The Shenzhen attack is a sensitive story on a number of fronts for China. For starters, the government — which has touted increasing foreign visits as a mark of economic turnaround — is wary of frightening away foreign tourists, businesspeople, and investors. The attack, the third high-profile assault on foreigners in China in recent months, risks undermining the leadership’s message that China is open and ready to engage again with the world following the pandemic downturn. 

The attack also risks undermining the simplistic narrative, advanced by state media, that China is fundamentally a society encouraging tolerance among civilizations — which has lately been a key pillar of what the leadership calls “Xi Jinping Thought on Culture.” The case tells us that despite China’s rhetoric of civilizational tolerance, the country has its own share, like perhaps any country, of individuals capable of violent xenophobia. 

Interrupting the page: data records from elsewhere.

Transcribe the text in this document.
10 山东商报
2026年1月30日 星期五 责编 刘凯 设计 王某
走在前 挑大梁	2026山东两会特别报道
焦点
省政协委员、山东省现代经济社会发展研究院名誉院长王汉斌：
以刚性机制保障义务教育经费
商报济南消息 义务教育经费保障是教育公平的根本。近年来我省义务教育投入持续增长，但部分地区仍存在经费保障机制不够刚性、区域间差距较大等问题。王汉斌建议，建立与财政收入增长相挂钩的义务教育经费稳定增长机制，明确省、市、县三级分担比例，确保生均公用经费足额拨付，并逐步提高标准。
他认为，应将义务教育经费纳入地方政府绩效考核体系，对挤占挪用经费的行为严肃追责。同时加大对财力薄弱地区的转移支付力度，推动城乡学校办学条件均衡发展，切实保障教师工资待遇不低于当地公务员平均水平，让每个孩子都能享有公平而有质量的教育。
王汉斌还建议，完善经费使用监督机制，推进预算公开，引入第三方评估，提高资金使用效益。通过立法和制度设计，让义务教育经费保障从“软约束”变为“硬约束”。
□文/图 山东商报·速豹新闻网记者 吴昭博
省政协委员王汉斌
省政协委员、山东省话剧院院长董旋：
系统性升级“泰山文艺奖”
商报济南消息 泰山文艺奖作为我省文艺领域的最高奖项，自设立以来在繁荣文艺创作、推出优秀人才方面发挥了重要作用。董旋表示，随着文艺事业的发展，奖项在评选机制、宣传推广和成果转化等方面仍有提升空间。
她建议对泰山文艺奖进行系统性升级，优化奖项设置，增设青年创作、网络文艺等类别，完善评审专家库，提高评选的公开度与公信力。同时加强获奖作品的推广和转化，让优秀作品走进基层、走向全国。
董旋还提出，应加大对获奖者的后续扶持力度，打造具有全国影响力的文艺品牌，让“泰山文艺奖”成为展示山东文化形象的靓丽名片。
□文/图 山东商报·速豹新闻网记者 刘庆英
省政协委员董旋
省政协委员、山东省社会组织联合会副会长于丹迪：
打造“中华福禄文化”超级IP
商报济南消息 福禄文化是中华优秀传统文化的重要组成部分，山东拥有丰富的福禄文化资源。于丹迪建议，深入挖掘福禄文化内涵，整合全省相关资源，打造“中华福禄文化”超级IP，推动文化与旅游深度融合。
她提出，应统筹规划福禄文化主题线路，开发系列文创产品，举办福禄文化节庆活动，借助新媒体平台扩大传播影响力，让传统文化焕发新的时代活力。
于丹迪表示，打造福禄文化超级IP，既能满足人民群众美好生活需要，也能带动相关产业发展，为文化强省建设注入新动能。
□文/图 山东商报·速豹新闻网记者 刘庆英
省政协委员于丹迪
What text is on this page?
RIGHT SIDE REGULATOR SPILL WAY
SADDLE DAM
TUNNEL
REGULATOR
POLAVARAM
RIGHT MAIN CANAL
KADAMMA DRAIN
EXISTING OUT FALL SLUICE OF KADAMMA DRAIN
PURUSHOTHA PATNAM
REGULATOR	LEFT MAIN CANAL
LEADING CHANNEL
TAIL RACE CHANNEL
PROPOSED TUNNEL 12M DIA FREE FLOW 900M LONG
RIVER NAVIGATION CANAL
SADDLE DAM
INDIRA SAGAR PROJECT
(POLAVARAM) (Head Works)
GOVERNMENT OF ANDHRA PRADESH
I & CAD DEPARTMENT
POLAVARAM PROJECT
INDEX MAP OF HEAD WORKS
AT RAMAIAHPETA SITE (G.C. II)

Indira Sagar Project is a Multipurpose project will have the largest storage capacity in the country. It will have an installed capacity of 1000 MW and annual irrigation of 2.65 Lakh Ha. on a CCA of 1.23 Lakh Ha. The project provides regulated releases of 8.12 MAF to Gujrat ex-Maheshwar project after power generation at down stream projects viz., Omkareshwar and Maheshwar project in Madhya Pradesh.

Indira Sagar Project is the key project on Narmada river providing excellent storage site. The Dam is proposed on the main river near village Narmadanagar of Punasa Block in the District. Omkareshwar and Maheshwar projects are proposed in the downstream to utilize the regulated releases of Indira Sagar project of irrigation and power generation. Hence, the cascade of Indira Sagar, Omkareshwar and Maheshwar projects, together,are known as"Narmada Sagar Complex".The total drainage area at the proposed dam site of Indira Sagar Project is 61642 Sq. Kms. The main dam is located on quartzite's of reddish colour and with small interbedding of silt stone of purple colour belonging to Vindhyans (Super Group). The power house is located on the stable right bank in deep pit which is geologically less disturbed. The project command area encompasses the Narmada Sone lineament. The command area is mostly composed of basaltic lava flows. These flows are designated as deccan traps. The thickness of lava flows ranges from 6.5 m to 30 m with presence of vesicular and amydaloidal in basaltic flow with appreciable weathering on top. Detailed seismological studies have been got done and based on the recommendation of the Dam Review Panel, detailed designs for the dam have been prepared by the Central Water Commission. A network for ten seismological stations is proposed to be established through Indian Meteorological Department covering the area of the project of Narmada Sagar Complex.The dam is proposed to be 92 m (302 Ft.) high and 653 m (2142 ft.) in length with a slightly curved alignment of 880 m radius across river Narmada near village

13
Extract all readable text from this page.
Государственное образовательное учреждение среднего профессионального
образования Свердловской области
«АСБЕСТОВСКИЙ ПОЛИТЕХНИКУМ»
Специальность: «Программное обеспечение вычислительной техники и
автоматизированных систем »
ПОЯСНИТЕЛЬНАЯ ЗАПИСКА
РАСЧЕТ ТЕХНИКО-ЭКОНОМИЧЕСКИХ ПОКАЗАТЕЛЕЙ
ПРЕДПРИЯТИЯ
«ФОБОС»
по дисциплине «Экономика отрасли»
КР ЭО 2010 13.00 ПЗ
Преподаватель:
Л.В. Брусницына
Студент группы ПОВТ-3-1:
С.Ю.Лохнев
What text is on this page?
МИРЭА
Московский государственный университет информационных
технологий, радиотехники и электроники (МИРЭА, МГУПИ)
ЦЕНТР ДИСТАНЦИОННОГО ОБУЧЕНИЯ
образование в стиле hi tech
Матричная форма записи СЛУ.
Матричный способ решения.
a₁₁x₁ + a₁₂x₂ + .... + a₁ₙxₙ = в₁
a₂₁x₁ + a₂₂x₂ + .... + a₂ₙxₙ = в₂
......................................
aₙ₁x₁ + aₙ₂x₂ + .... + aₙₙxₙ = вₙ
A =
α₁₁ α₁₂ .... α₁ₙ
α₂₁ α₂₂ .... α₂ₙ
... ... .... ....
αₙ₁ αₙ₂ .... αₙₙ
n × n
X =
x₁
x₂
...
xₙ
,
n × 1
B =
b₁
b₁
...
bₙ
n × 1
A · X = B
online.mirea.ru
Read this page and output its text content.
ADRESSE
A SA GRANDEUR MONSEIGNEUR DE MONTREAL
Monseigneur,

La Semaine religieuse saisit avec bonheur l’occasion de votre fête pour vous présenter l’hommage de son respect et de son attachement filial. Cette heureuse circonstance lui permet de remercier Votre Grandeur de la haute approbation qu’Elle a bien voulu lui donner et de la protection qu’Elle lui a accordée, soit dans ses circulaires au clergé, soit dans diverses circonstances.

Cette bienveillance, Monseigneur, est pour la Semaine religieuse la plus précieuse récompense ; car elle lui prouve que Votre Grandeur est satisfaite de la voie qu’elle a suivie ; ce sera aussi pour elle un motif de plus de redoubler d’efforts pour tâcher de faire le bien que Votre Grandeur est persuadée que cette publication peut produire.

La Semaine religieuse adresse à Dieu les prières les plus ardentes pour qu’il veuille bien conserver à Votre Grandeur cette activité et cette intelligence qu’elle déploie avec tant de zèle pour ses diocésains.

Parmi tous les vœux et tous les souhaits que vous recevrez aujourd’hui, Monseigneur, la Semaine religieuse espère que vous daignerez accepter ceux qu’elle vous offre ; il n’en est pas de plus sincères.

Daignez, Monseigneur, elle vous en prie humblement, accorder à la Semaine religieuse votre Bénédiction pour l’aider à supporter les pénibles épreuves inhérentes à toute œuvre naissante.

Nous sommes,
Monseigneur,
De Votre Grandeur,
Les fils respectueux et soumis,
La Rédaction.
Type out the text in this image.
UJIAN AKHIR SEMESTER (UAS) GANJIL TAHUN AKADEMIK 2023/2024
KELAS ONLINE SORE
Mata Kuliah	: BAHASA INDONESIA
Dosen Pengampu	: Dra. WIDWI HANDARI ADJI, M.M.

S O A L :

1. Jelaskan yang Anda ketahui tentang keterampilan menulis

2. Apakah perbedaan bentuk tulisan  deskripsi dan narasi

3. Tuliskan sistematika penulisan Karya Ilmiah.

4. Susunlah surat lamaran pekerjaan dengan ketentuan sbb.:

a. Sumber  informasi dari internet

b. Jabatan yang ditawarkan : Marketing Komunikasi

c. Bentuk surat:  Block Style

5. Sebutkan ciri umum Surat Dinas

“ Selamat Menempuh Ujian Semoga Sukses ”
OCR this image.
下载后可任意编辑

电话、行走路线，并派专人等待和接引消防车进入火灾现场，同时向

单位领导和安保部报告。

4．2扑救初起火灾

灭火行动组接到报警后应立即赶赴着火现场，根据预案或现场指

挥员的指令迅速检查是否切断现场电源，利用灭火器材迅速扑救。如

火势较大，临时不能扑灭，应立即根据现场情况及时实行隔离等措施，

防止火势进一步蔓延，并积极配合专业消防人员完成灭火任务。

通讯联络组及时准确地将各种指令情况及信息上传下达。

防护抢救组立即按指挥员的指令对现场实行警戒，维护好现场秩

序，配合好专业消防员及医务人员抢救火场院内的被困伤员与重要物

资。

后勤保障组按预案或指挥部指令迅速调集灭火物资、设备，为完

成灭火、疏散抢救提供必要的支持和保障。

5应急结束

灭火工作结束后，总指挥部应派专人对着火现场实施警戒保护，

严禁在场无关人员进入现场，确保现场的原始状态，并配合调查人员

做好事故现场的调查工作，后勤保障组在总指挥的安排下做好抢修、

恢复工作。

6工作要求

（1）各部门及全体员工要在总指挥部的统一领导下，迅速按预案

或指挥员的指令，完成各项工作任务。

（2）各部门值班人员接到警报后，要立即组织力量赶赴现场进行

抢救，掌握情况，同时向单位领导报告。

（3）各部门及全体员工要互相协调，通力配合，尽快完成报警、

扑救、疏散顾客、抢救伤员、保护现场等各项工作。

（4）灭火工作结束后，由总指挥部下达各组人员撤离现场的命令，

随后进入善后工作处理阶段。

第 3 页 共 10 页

But the most sensitive aspect of this story, the most dangerous question that can be asked, is why. Why is China experiencing such violent attacks, and against the Japanese in particular? The answer to that question is no doubt complex. And yet, as netizens made clear in their early, stillborn conversations on the Shenzhen attack, the role of China’s officially-encouraged culture of xenophobic ire — a culture of “toxic nationalism” —  is a serious issue that needs to be addressed. 

The brutal truth behind this savage attack is that this problem will not go away until the antipathy at its root, present in the media discourse of the state as much as in the heart of the attacker, can be faced head on.